Because of her son's marijuana arrest, the six-person panel concluded she must go.

But Hillsborough County Judge Eric Myers on Tuesday ordered a new trial for Burton, saying he had "grave concerns" about the fairness of the first trial because a juror drowsed through much of it.

"He slept for substantial periods of time," Myers said of the juror.

Burton, 46, who is president of the Robles Park tenants' association, called the ruling a "victory for the people."

Burton's legal clash with the Tampa Housing Authority started in May 1999, when the authority began eviction proceedings against her after her son Narada was arrested on a marijuana possession charge. Under the "one-strike" law, the authority can evict tenants if someone listed on their lease breaks the law.
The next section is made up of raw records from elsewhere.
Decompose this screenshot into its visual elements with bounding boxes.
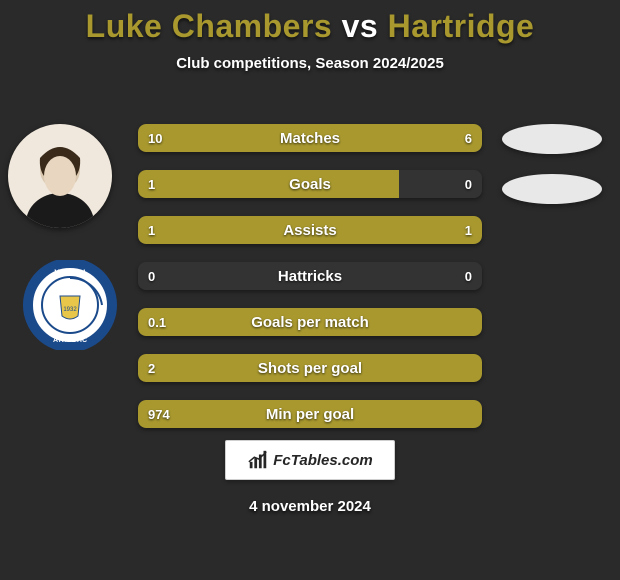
page-title: Luke Chambers vs Hartridge bbox=[0, 8, 620, 45]
date-text: 4 november 2024 bbox=[0, 498, 620, 515]
stat-value-right: 6 bbox=[455, 124, 482, 152]
stat-value-left: 1 bbox=[138, 170, 165, 198]
stat-value-right: 1 bbox=[455, 216, 482, 244]
svg-text:ATHLETIC: ATHLETIC bbox=[53, 337, 87, 344]
stat-value-right: 0 bbox=[455, 262, 482, 290]
stat-label: Goals bbox=[138, 170, 482, 198]
stat-rows: Matches106Goals10Assists11Hattricks00Goa… bbox=[138, 124, 482, 446]
stat-value-left: 2 bbox=[138, 354, 165, 382]
stat-row: Shots per goal2 bbox=[138, 354, 482, 382]
stat-label: Min per goal bbox=[138, 400, 482, 428]
stat-label: Assists bbox=[138, 216, 482, 244]
player1-avatar-placeholder bbox=[8, 124, 112, 228]
stat-value-left: 1 bbox=[138, 216, 165, 244]
content: Luke Chambers vs Hartridge Club competit… bbox=[0, 0, 620, 580]
stat-value-right: 0 bbox=[455, 170, 482, 198]
svg-text:1932: 1932 bbox=[63, 307, 77, 313]
stat-row: Goals1 0 bbox=[138, 170, 482, 198]
stat-value-left: 974 bbox=[138, 400, 180, 428]
stat-row: Hattricks0 0 bbox=[138, 262, 482, 290]
watermark: FcTables.com bbox=[225, 440, 395, 480]
title-player2: Hartridge bbox=[388, 8, 535, 44]
stat-value-left: 0 bbox=[138, 262, 165, 290]
player1-avatar bbox=[8, 124, 112, 228]
stat-value-left: 0.1 bbox=[138, 308, 176, 336]
player1-club-crest: WIGAN ATHLETIC 1932 bbox=[20, 260, 120, 350]
subtitle: Club competitions, Season 2024/2025 bbox=[0, 55, 620, 72]
stat-label: Hattricks bbox=[138, 262, 482, 290]
stat-row: Matches10 6 bbox=[138, 124, 482, 152]
svg-text:WIGAN: WIGAN bbox=[55, 268, 86, 278]
title-player1: Luke Chambers bbox=[86, 8, 333, 44]
stat-row: Goals per match0.1 bbox=[138, 308, 482, 336]
stat-row: Assists1 1 bbox=[138, 216, 482, 244]
stat-label: Goals per match bbox=[138, 308, 482, 336]
stat-label: Shots per goal bbox=[138, 354, 482, 382]
player2-placeholder-1 bbox=[502, 124, 602, 154]
stat-row: Min per goal974 bbox=[138, 400, 482, 428]
watermark-text: FcTables.com bbox=[273, 452, 372, 469]
title-vs: vs bbox=[342, 8, 379, 44]
player2-placeholder-2 bbox=[502, 174, 602, 204]
chart-icon bbox=[247, 449, 269, 471]
stat-value-left: 10 bbox=[138, 124, 172, 152]
stat-label: Matches bbox=[138, 124, 482, 152]
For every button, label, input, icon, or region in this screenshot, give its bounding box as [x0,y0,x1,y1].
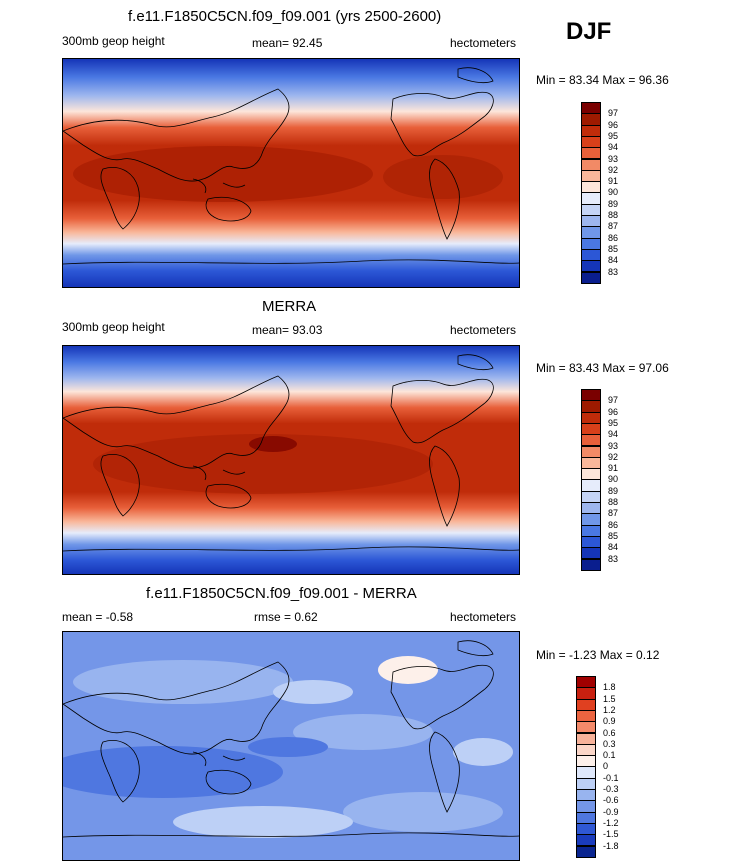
colorbar-label: 0.1 [603,750,616,761]
panel3-colorbar: 1.8 1.5 1.2 0.9 0.6 0.3 0.1 0 -0.1 -0.3 -0.6 -0.9 -1… [576,676,636,858]
colorbar-label: 1.8 [603,682,616,693]
colorbar-swatch [581,271,601,284]
colorbar-label: 1.2 [603,704,616,715]
panel1-map-svg [63,59,519,287]
panel3-title: f.e11.F1850C5CN.f09_f09.001 - MERRA [146,585,417,602]
panel1-variable-label: 300mb geop height [62,34,165,48]
panel2-colorbar: 97 96 95 94 93 92 91 90 89 88 87 86 85 84 83 [581,389,641,571]
colorbar-label: -1.5 [603,829,619,840]
colorbar-label: 93 [608,440,619,451]
panel3-coastlines [63,640,519,838]
colorbar-label: 89 [608,485,619,496]
colorbar-label: 89 [608,198,619,209]
colorbar-label: 97 [608,395,619,406]
colorbar-label: -0.9 [603,806,619,817]
panel3-units-label: hectometers [450,610,517,624]
colorbar-label: 83 [608,266,619,277]
panel1-title: f.e11.F1850C5CN.f09_f09.001 (yrs 2500-26… [128,8,442,25]
colorbar-label: 86 [608,519,619,530]
colorbar-label: 90 [608,474,619,485]
colorbar-label: 0.3 [603,738,616,749]
panel2-title: MERRA [262,298,317,315]
colorbar-label: 85 [608,243,619,254]
colorbar-label: 0.6 [603,727,616,738]
colorbar-label: -0.3 [603,784,619,794]
colorbar-label: 92 [608,451,619,462]
colorbar-label: 86 [608,232,619,243]
panel3-map-svg [63,632,519,860]
panel2-coastlines [63,354,519,552]
colorbar-label: 83 [608,553,619,564]
panel1-minmax: Min = 83.34 Max = 96.36 [536,73,669,87]
colorbar-label: 93 [608,153,619,164]
colorbar-label: 95 [608,130,619,141]
colorbar-label: 88 [608,210,619,220]
colorbar-label: 88 [608,497,619,507]
colorbar-label: 91 [608,463,619,474]
panel1-coastlines [63,67,519,265]
panel2-variable-label: 300mb geop height [62,320,165,334]
colorbar-label: 92 [608,164,619,175]
colorbar-label: 97 [608,108,619,119]
colorbar-label: 94 [608,429,619,440]
panel2-units-label: hectometers [450,323,517,337]
colorbar-swatch [581,558,601,571]
panel1-mean-label: mean= 92.45 [252,36,323,50]
season-label: DJF [566,18,612,45]
colorbar-label: -1.2 [603,817,619,828]
colorbar-label: 0.9 [603,716,616,727]
colorbar-label: 0 [603,761,609,772]
colorbar-label: -1.8 [603,840,619,851]
colorbar-swatch [576,845,596,858]
colorbar-label: 1.5 [603,693,616,704]
panel3-map [62,631,520,861]
colorbar-label: 95 [608,417,619,428]
colorbar-label: 96 [608,119,619,130]
colorbar-label: 94 [608,142,619,153]
panel3-mean-label: mean = -0.58 [62,610,134,624]
panel1-colorbar: 97 96 95 94 93 92 91 90 89 88 87 86 85 84 83 [581,102,641,284]
panel2-map-svg [63,346,519,574]
colorbar-label: 85 [608,530,619,541]
colorbar-label: -0.1 [603,772,619,783]
colorbar-label: 96 [608,406,619,417]
panel2-map [62,345,520,575]
panel2-minmax: Min = 83.43 Max = 97.06 [536,361,669,375]
colorbar-label: 91 [608,176,619,187]
colorbar-label: 84 [608,255,619,266]
panel1-map [62,58,520,288]
panel3-minmax: Min = -1.23 Max = 0.12 [536,648,660,662]
panel3-rmse-label: rmse = 0.62 [254,610,318,624]
colorbar-label: 90 [608,187,619,198]
colorbar-label: 87 [608,508,619,519]
panel2-mean-label: mean= 93.03 [252,323,323,337]
colorbar-label: 87 [608,221,619,232]
colorbar-label: -0.6 [603,795,619,806]
colorbar-label: 84 [608,542,619,553]
panel1-units-label: hectometers [450,36,517,50]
Burton and her supporters contend the authority targeted her because she has been its most outspoken critic, both as president of the tenants' association and as host of a WMNF-FM 88.5 call-in show.

"We had an opportunity to shake the tree," Burton said of her legal fight. "The Housing Authority has been spending tons and tons of money on this injustice, and they have not been able to win this case. They can't win this case."

The Housing Authority acknowledges spending at least $100,000 in legal fees on the effort to oust her, while Burton's lawyer, Guy Burns, said he has given some $100,000 worth of his own work to the case free of charge.

Even after the jury verdict in September, Burton was allowed to stay at her apartment, where she lives rent-free, pending her lawyer's motion for a new trial.

On Tuesday, Burns asked the judge for a new trial on the grounds that the evidence against Burton was weak, and that a juror was overheard speaking about the case during the trial, which is forbidden.

Myers rejected those arguments, but said that he and court deputies noticed the same juror sleeping during trial. Burton's lawyer said he had not noticed the juror sleeping, since the jurors were not in his direct line of sight.

Frazier Carraway, the lawyer representing the Housing Authority, said it was not clear when the case would come to trial again.

"Nobody has raised the issue of not continuing to pursue it to me," Carraway said.